This summer's temperatures were well above average in San Diego but nothing compared to the departure from average in Siberia.
"It goes to the place, like a volcano, that it gets so much gas [built up] that it explodes," said geologist Dr. Pat Abbott referring to the methane bursts that have been occurring in Siberia. "In areas inside the Arctic Circle, they have had temperatures over 100 degrees. Never has that happened in history before."
That heat has started to thaw the permafrost, the frozen layer of earth below the topsoil.
"As temperatures go up and the ice starts to melt, that means ancient vegetation is now decaying. Bacteria are eating it and releasing methane, carbon dioxide, and all the gases that come along with the decomposition of organic material," Abbott said.
Typically, these gases escape through the soil but because of the extreme temperatures, they build up quickly.
"In some of these areas in Siberia, the gases are trapped beneath enough of that ice that you literally get an explosion just like a volcanic explosion," said Abbott.
He said they can be huge.
"The size of some of these things is amazing - 165 feet across and 160 feet deep - like a 16-story building deep. In other words, we're talking massive eruptions," said Abbott.
These bursts have happened before but are now accelerating because of the heat.
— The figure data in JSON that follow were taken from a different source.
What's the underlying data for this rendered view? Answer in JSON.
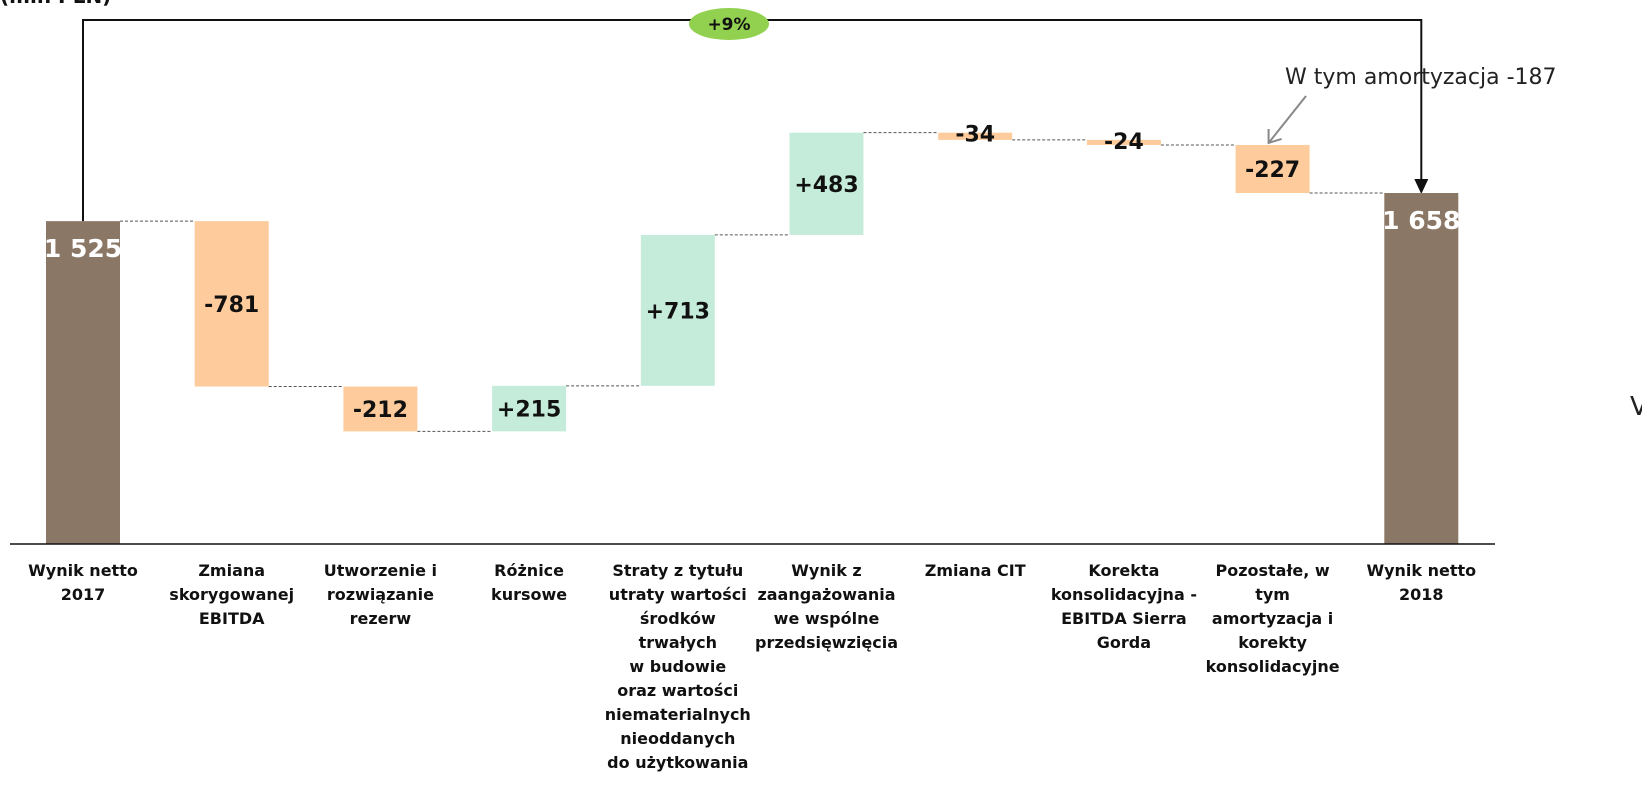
{
  "chart_data": {
    "type": "bar",
    "subtype": "waterfall",
    "unit_label_fragment": "(mln PLN)",
    "categories": [
      [
        "Wynik netto",
        "2017"
      ],
      [
        "Zmiana",
        "skorygowanej",
        "EBITDA"
      ],
      [
        "Utworzenie i",
        "rozwiązanie",
        "rezerw"
      ],
      [
        "Różnice",
        "kursowe"
      ],
      [
        "Straty z tytułu",
        "utraty wartości",
        "środków",
        "trwałych",
        "w budowie",
        "oraz wartości",
        "niematerialnych",
        "nieoddanych",
        "do użytkowania"
      ],
      [
        "Wynik z",
        "zaangażowania",
        "we wspólne",
        "przedsięwzięcia"
      ],
      [
        "Zmiana CIT"
      ],
      [
        "Korekta",
        "konsolidacyjna -",
        "EBITDA Sierra",
        "Gorda"
      ],
      [
        "Pozostałe, w",
        "tym",
        "amortyzacja i",
        "korekty",
        "konsolidacyjne"
      ],
      [
        "Wynik netto",
        "2018"
      ]
    ],
    "values": [
      1525,
      -781,
      -212,
      215,
      713,
      483,
      -34,
      -24,
      -227,
      1658
    ],
    "labels": [
      "1 525",
      "-781",
      "-212",
      "+215",
      "+713",
      "+483",
      "-34",
      "-24",
      "-227",
      "1 658"
    ],
    "kinds": [
      "total",
      "delta",
      "delta",
      "delta",
      "delta",
      "delta",
      "delta",
      "delta",
      "delta",
      "total"
    ],
    "annotation": "W tym amortyzacja -187",
    "change_badge": "+9%",
    "colors": {
      "total": "#8b7765",
      "increase": "#c5ecdb",
      "decrease": "#fdcb9c",
      "badge": "#92d050",
      "connector": "#555555",
      "bracket": "#111111",
      "axis": "#111111"
    },
    "grid": false,
    "legend": "none"
  }
}
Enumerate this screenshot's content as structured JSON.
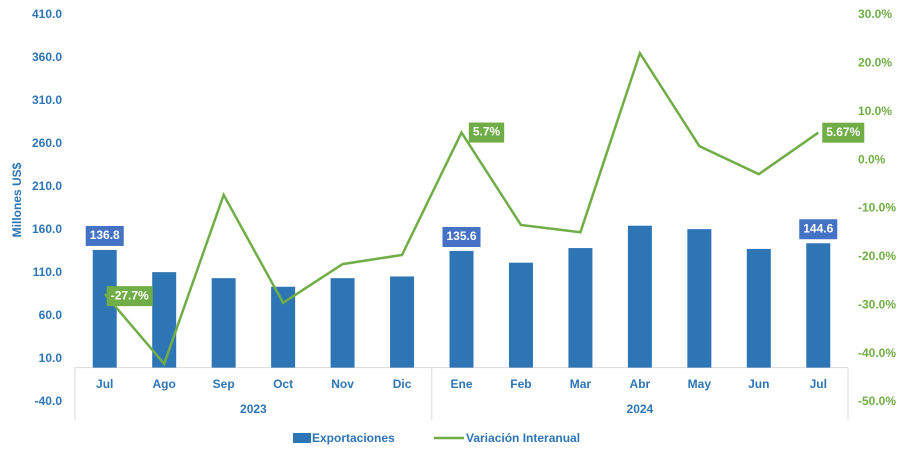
{
  "chart_data": {
    "type": "bar",
    "y_axis_label": "Millones US$",
    "categories": [
      "Jul",
      "Ago",
      "Sep",
      "Oct",
      "Nov",
      "Dic",
      "Ene",
      "Feb",
      "Mar",
      "Abr",
      "May",
      "Jun",
      "Jul"
    ],
    "category_groups": [
      {
        "label": "2023",
        "count": 6
      },
      {
        "label": "2024",
        "count": 7
      }
    ],
    "series": [
      {
        "name": "Exportaciones",
        "type": "bar",
        "color": "#2e75b6",
        "label_color": "#4472c4",
        "values": [
          136.8,
          111,
          104,
          94,
          104,
          106,
          135.6,
          122,
          139,
          165,
          161,
          138,
          144.6
        ],
        "value_labels": [
          "136.8",
          null,
          null,
          null,
          null,
          null,
          "135.6",
          null,
          null,
          null,
          null,
          null,
          "144.6"
        ]
      },
      {
        "name": "Variación Interanual",
        "type": "line",
        "axis": "y2",
        "color": "#70ad47",
        "label_color": "#70ad47",
        "values": [
          -27.7,
          -42.1,
          -7.2,
          -29.5,
          -21.5,
          -19.6,
          5.7,
          -13.4,
          -14.9,
          22.1,
          2.9,
          -2.9,
          5.67
        ],
        "value_labels": [
          "-27.7%",
          null,
          null,
          null,
          null,
          null,
          "5.7%",
          null,
          null,
          null,
          null,
          null,
          "5.67%"
        ]
      }
    ],
    "ylim": [
      -40,
      410
    ],
    "yticks": [
      {
        "value": -40,
        "label": "-40.0"
      },
      {
        "value": 10,
        "label": "10.0"
      },
      {
        "value": 60,
        "label": "60.0"
      },
      {
        "value": 110,
        "label": "110.0"
      },
      {
        "value": 160,
        "label": "160.0"
      },
      {
        "value": 210,
        "label": "210.0"
      },
      {
        "value": 260,
        "label": "260.0"
      },
      {
        "value": 310,
        "label": "310.0"
      },
      {
        "value": 360,
        "label": "360.0"
      },
      {
        "value": 410,
        "label": "410.0"
      }
    ],
    "y2lim": [
      -50,
      30
    ],
    "y2ticks": [
      {
        "value": -50,
        "label": "-50.0%"
      },
      {
        "value": -40,
        "label": "-40.0%"
      },
      {
        "value": -30,
        "label": "-30.0%"
      },
      {
        "value": -20,
        "label": "-20.0%"
      },
      {
        "value": -10,
        "label": "-10.0%"
      },
      {
        "value": 0,
        "label": "0.0%"
      },
      {
        "value": 10,
        "label": "10.0%"
      },
      {
        "value": 20,
        "label": "20.0%"
      },
      {
        "value": 30,
        "label": "30.0%"
      }
    ],
    "grid": false,
    "legend": "bottom"
  }
}
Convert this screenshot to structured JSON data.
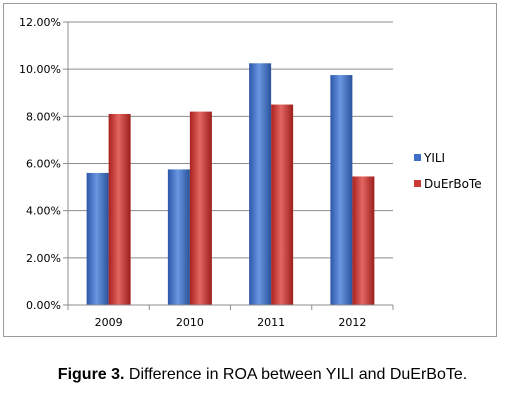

"There's over 7,000 of these that have been identified in Siberia and over 400 of them that are looked at as in imminent danger of eruption. The good news none are near a city or town," Abbott said.
As more of these methane bursts occur, they will release more greenhouse gases.
"As the Earth warms it causes more things to cause more warming and you get a cascading effect where one thing leads to another," Abbott said. "Warmth will only continue to grow in amount and magnitude over time."